Most people consciously or unconsciously buy in to the dominant racist paradigm at least some of the time. If you take little kids and show them a black doll and a white doll, regardless of the race of the child, when asked "which doll is smart?" or "which doll is a nice person?" kids of all races pick the white doll. Believing in these kinds of biases supports racism even if one "has black friends" and never says the N-word and agrees with MLK in the abstract.
And at the same time most people buy in to these ideas most people of all races think "racism is bad." Hence talking about racism is at time difficult. People who I love and are dear to my heart have done racist things from time to time. But they remain friends (and family) because, when I talk to them, they don't just shut down at to topic of racism... rather they listen. And some of the time I realize that I was the one who was wrong. Other times they are like "oh wait. yeah. That IS racist. Shoot!" And they see that I'm right. And some of the time we can't agree, and even that can be OK.
It's not that hard.
Many people think of racism as crude and bad manners-- It's seen as "low class" to be racist. It's seen as "poor form." This racism as manners way of seeing things has helped a little. Few people say the n-word as a racial attack anymore. The trouble is eliminating racism is more than just eliminating "bad manners" or "bad words" it is about creating a culture of common respect where black people and blackness are not regarded as primitive or inferior. Where gay men were seen as "real men" --Where transgendered people are not thought of as "its" --where Asian men are not seen as small and effeminate and black women are not presumed to be masculine and butch-- where a Chinese girl can be good at math without anyone thinking "it's just because they are so good at math" -- where a black person who is good dancing causes people to think "he must practice a lot!" rather than "he has natural rhythm..." When the word "nerd" doesn't automatically mean "white male" --
The funny thing is all of these stereotypes come directly from the racist philosophy of the 19th century-- even the (so-called) "positive" stereotypes. (Like the one that black men are well-endowed) -- they all relate to the notion that African people are closer animals, Asian people are robots and white people are normal, creative and smart.

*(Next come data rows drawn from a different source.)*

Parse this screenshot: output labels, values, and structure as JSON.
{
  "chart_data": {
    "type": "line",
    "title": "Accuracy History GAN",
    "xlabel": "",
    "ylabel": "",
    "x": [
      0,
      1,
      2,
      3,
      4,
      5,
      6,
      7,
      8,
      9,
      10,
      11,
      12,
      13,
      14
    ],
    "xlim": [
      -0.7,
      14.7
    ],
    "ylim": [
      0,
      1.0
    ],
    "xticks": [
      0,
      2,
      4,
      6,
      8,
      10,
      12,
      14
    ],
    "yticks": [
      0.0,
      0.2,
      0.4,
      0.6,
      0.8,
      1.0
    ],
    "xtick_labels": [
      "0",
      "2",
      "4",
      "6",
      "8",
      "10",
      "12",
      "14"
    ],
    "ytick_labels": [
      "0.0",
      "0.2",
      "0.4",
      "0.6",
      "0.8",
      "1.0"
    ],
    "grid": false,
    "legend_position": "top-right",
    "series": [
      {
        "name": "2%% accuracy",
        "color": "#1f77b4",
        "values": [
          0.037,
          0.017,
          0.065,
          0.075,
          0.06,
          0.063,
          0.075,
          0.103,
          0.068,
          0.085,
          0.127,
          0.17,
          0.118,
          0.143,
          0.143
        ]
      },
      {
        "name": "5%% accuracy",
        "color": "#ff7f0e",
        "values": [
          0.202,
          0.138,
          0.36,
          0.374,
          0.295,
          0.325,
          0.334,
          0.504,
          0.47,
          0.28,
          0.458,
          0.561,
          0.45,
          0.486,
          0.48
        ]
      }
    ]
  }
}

It's not possible to be anti-racist without interacting and seeking feedback and giving feedback. It's not possible to not be racist if you never talk with black people about racism. It's not possible to stop being homophobic without talking to gay people about homophobia. If you are white, for example, listen and talk to non-white people about racism. Argue a little even! Defend your views, but be willing to change if you are wrong. Don't try to shut down the whole conversation or change the subject. (i.e. things like "that may be racist but why is it that black people can say N8gg## and get away with it!? HMMMM?" ) If you only agree ever that something is racist when it strikes you personally as being racist first-- you're missing some things. Take in what people are saying before you condemn it. If you always, 100% of the time, disagree when a black person says "hmmm that's racist!" -- you're probably being too defensive. If you agree maybe 50% of the time when black people says "I think that is racist" -- maybe you are getting someplace.